I had someone tell me of a friend of his who was like this a long time ago - late noughties. Incredibly ,he supported West Brom. Apparently, come the crunch time at the end of the season, he would always get his battered scientific calculator out alongside a laminated list of fixtures and carefully compute probable wins, probable draws and probable losses, always taking care to compare West Brom's form to their fellow relegation battlers and carefully marking 50-50 games, likely wins, likely losses etc. as such.
At the conclusion of the exercise, nearly every time, he'd arrive at the conclusion that they were sunk. But then, in the weeks afterward, he'd start talking about alternate possibilities - what if they could sneak a point against O'Neill's counter-attacking Villa side, what if they could scrape a last minute winner against a mid-table team, what if they could exploit Arsenal's soft underbelly at the Emirates and score off a corner before going full two-banks-of-four....

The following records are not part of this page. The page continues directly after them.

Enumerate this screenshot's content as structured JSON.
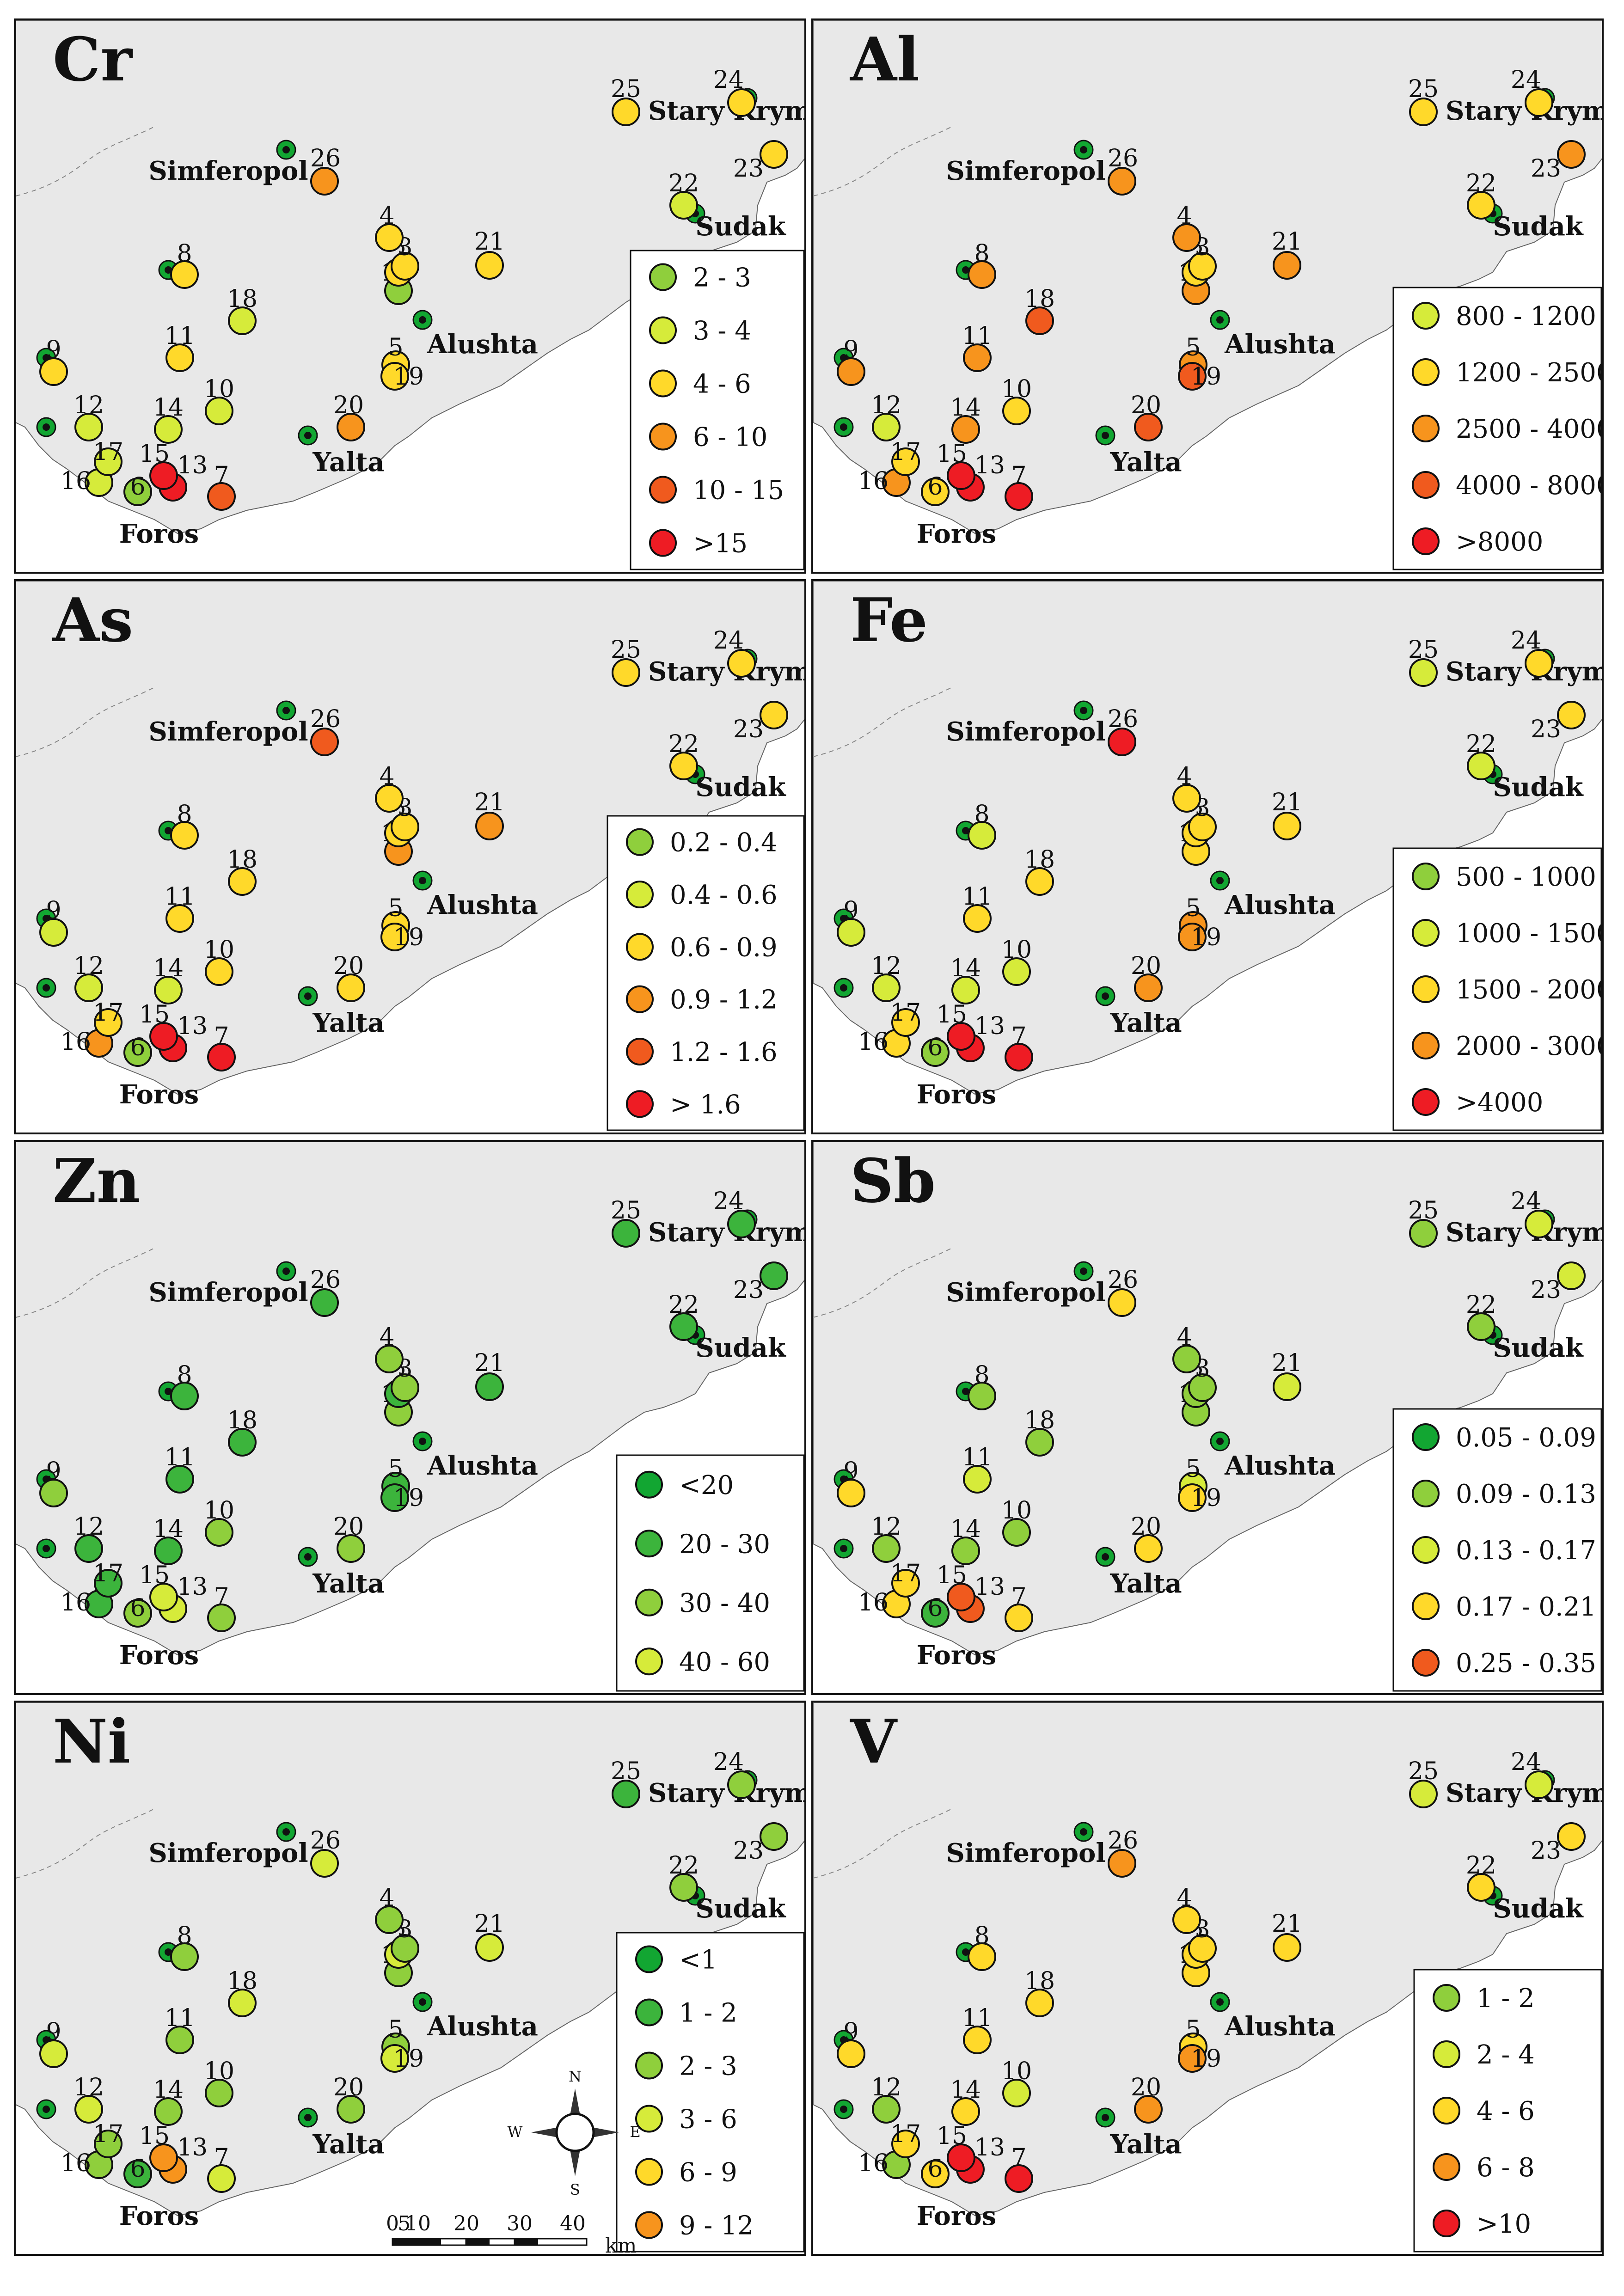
{
  "labels": {
    "foros": "Foros",
    "yalta": "Yalta",
    "alushta": "Alushta",
    "simferopol": "Simferopol",
    "sudak": "Sudak",
    "stary_krym": "Stary Krym"
  },
  "scale_bar": {
    "ticks": [
      "0",
      "5",
      "10",
      "20",
      "30",
      "40"
    ],
    "unit": "km"
  },
  "compass": {
    "n": "N",
    "s": "S",
    "e": "E",
    "w": "W"
  },
  "colors": {
    "sea": "#ffffff",
    "land": "#e8e8e8",
    "border": "#111111",
    "dark_green": "#12a632",
    "green": "#3cb43c",
    "light_green": "#8fcf3c",
    "yellow_green": "#d6eb3a",
    "yellow": "#ffd92a",
    "orange": "#f7941d",
    "red_orange": "#f05a1e",
    "red": "#ee1c24"
  },
  "panels": [
    {
      "element": "Cr",
      "site_colors": {
        "1": "light_green",
        "2": "yellow",
        "3": "yellow",
        "4": "yellow",
        "5": "yellow",
        "6": "light_green",
        "7": "red_orange",
        "8": "yellow",
        "9": "yellow",
        "10": "yellow_green",
        "11": "yellow",
        "12": "yellow_green",
        "13": "red",
        "14": "yellow_green",
        "15": "red",
        "16": "yellow_green",
        "17": "yellow_green",
        "18": "yellow_green",
        "19": "yellow",
        "20": "orange",
        "21": "yellow",
        "22": "yellow_green",
        "23": "yellow",
        "24": "yellow",
        "25": "yellow",
        "26": "orange"
      },
      "legend": [
        {
          "range": "2 - 3",
          "color": "light_green"
        },
        {
          "range": "3 - 4",
          "color": "yellow_green"
        },
        {
          "range": "4 - 6",
          "color": "yellow"
        },
        {
          "range": "6 - 10",
          "color": "orange"
        },
        {
          "range": "10 - 15",
          "color": "red_orange"
        },
        {
          "range": ">15",
          "color": "red"
        }
      ]
    },
    {
      "element": "Al",
      "site_colors": {
        "1": "orange",
        "2": "yellow",
        "3": "yellow",
        "4": "orange",
        "5": "orange",
        "6": "yellow",
        "7": "red",
        "8": "orange",
        "9": "orange",
        "10": "yellow",
        "11": "orange",
        "12": "yellow_green",
        "13": "red",
        "14": "orange",
        "15": "red",
        "16": "orange",
        "17": "yellow",
        "18": "red_orange",
        "19": "red_orange",
        "20": "red_orange",
        "21": "orange",
        "22": "yellow",
        "23": "orange",
        "24": "yellow",
        "25": "yellow",
        "26": "orange"
      },
      "legend": [
        {
          "range": "800 - 1200",
          "color": "yellow_green"
        },
        {
          "range": "1200 - 2500",
          "color": "yellow"
        },
        {
          "range": "2500 - 4000",
          "color": "orange"
        },
        {
          "range": "4000 - 8000",
          "color": "red_orange"
        },
        {
          "range": ">8000",
          "color": "red"
        }
      ]
    },
    {
      "element": "As",
      "site_colors": {
        "1": "orange",
        "2": "yellow",
        "3": "yellow",
        "4": "yellow",
        "5": "yellow",
        "6": "light_green",
        "7": "red",
        "8": "yellow",
        "9": "yellow_green",
        "10": "yellow",
        "11": "yellow",
        "12": "yellow_green",
        "13": "red",
        "14": "yellow_green",
        "15": "red",
        "16": "orange",
        "17": "yellow",
        "18": "yellow",
        "19": "yellow",
        "20": "yellow",
        "21": "orange",
        "22": "yellow",
        "23": "yellow",
        "24": "yellow",
        "25": "yellow",
        "26": "red_orange"
      },
      "legend": [
        {
          "range": "0.2 - 0.4",
          "color": "light_green"
        },
        {
          "range": "0.4 - 0.6",
          "color": "yellow_green"
        },
        {
          "range": "0.6 - 0.9",
          "color": "yellow"
        },
        {
          "range": "0.9 - 1.2",
          "color": "orange"
        },
        {
          "range": "1.2 - 1.6",
          "color": "red_orange"
        },
        {
          "range": "> 1.6",
          "color": "red"
        }
      ]
    },
    {
      "element": "Fe",
      "site_colors": {
        "1": "yellow",
        "2": "yellow",
        "3": "yellow",
        "4": "yellow",
        "5": "orange",
        "6": "light_green",
        "7": "red",
        "8": "yellow_green",
        "9": "yellow_green",
        "10": "yellow_green",
        "11": "yellow",
        "12": "yellow_green",
        "13": "red",
        "14": "yellow_green",
        "15": "red",
        "16": "yellow",
        "17": "yellow",
        "18": "yellow",
        "19": "orange",
        "20": "orange",
        "21": "yellow",
        "22": "yellow_green",
        "23": "yellow",
        "24": "yellow",
        "25": "yellow_green",
        "26": "red"
      },
      "legend": [
        {
          "range": "500 - 1000",
          "color": "light_green"
        },
        {
          "range": "1000 - 1500",
          "color": "yellow_green"
        },
        {
          "range": "1500 - 2000",
          "color": "yellow"
        },
        {
          "range": "2000 - 3000",
          "color": "orange"
        },
        {
          "range": ">4000",
          "color": "red"
        }
      ]
    },
    {
      "element": "Zn",
      "site_colors": {
        "1": "light_green",
        "2": "green",
        "3": "light_green",
        "4": "light_green",
        "5": "green",
        "6": "light_green",
        "7": "light_green",
        "8": "green",
        "9": "light_green",
        "10": "light_green",
        "11": "green",
        "12": "green",
        "13": "yellow_green",
        "14": "green",
        "15": "yellow_green",
        "16": "green",
        "17": "green",
        "18": "green",
        "19": "green",
        "20": "light_green",
        "21": "green",
        "22": "green",
        "23": "green",
        "24": "green",
        "25": "green",
        "26": "green"
      },
      "legend": [
        {
          "range": "<20",
          "color": "dark_green"
        },
        {
          "range": "20 - 30",
          "color": "green"
        },
        {
          "range": "30 - 40",
          "color": "light_green"
        },
        {
          "range": "40 - 60",
          "color": "yellow_green"
        }
      ]
    },
    {
      "element": "Sb",
      "site_colors": {
        "1": "light_green",
        "2": "light_green",
        "3": "light_green",
        "4": "light_green",
        "5": "yellow_green",
        "6": "green",
        "7": "yellow",
        "8": "light_green",
        "9": "yellow",
        "10": "light_green",
        "11": "yellow_green",
        "12": "light_green",
        "13": "red_orange",
        "14": "light_green",
        "15": "red_orange",
        "16": "yellow",
        "17": "yellow",
        "18": "light_green",
        "19": "yellow",
        "20": "yellow",
        "21": "yellow_green",
        "22": "light_green",
        "23": "yellow_green",
        "24": "yellow_green",
        "25": "light_green",
        "26": "yellow"
      },
      "legend": [
        {
          "range": "0.05 - 0.09",
          "color": "dark_green"
        },
        {
          "range": "0.09 - 0.13",
          "color": "light_green"
        },
        {
          "range": "0.13 - 0.17",
          "color": "yellow_green"
        },
        {
          "range": "0.17 - 0.21",
          "color": "yellow"
        },
        {
          "range": "0.25 - 0.35",
          "color": "red_orange"
        }
      ]
    },
    {
      "element": "Ni",
      "site_colors": {
        "1": "light_green",
        "2": "yellow_green",
        "3": "light_green",
        "4": "light_green",
        "5": "light_green",
        "6": "green",
        "7": "yellow_green",
        "8": "light_green",
        "9": "yellow_green",
        "10": "light_green",
        "11": "light_green",
        "12": "yellow_green",
        "13": "orange",
        "14": "light_green",
        "15": "orange",
        "16": "light_green",
        "17": "light_green",
        "18": "yellow_green",
        "19": "yellow_green",
        "20": "light_green",
        "21": "yellow_green",
        "22": "light_green",
        "23": "light_green",
        "24": "light_green",
        "25": "green",
        "26": "yellow_green"
      },
      "legend": [
        {
          "range": "<1",
          "color": "dark_green"
        },
        {
          "range": "1 - 2",
          "color": "green"
        },
        {
          "range": "2 - 3",
          "color": "light_green"
        },
        {
          "range": "3 - 6",
          "color": "yellow_green"
        },
        {
          "range": "6 - 9",
          "color": "yellow"
        },
        {
          "range": "9 - 12",
          "color": "orange"
        }
      ]
    },
    {
      "element": "V",
      "site_colors": {
        "1": "yellow",
        "2": "yellow",
        "3": "yellow",
        "4": "yellow",
        "5": "yellow",
        "6": "yellow",
        "7": "red",
        "8": "yellow",
        "9": "yellow",
        "10": "yellow_green",
        "11": "yellow",
        "12": "light_green",
        "13": "red",
        "14": "yellow",
        "15": "red",
        "16": "light_green",
        "17": "yellow",
        "18": "yellow",
        "19": "orange",
        "20": "orange",
        "21": "yellow",
        "22": "yellow",
        "23": "yellow",
        "24": "yellow_green",
        "25": "yellow_green",
        "26": "orange"
      },
      "legend": [
        {
          "range": "1 - 2",
          "color": "light_green"
        },
        {
          "range": "2 - 4",
          "color": "yellow_green"
        },
        {
          "range": "4 - 6",
          "color": "yellow"
        },
        {
          "range": "6 - 8",
          "color": "orange"
        },
        {
          "range": ">10",
          "color": "red"
        }
      ]
    }
  ]
}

Eventually, he'd work himself up into a positive lather and start swaggering around confident in West Brom's ability to beat the drop with panache and style - they were a team of tigers, raring to go, and all it would take to set them off on their run was one of the eventualities of an unlikely point or win gamed out by him in the previous weeks. He told everyone who'd listen that they'd all see come the next game...they'd all see that he was right.
And then they would get ritually slaughtered in their next game, and he would apparently go back and start puttering about with his calculator and laminated list of fixtures all over again.
Point being, as
@K.D.D.D.D.Soc pointed out, that way lies madness.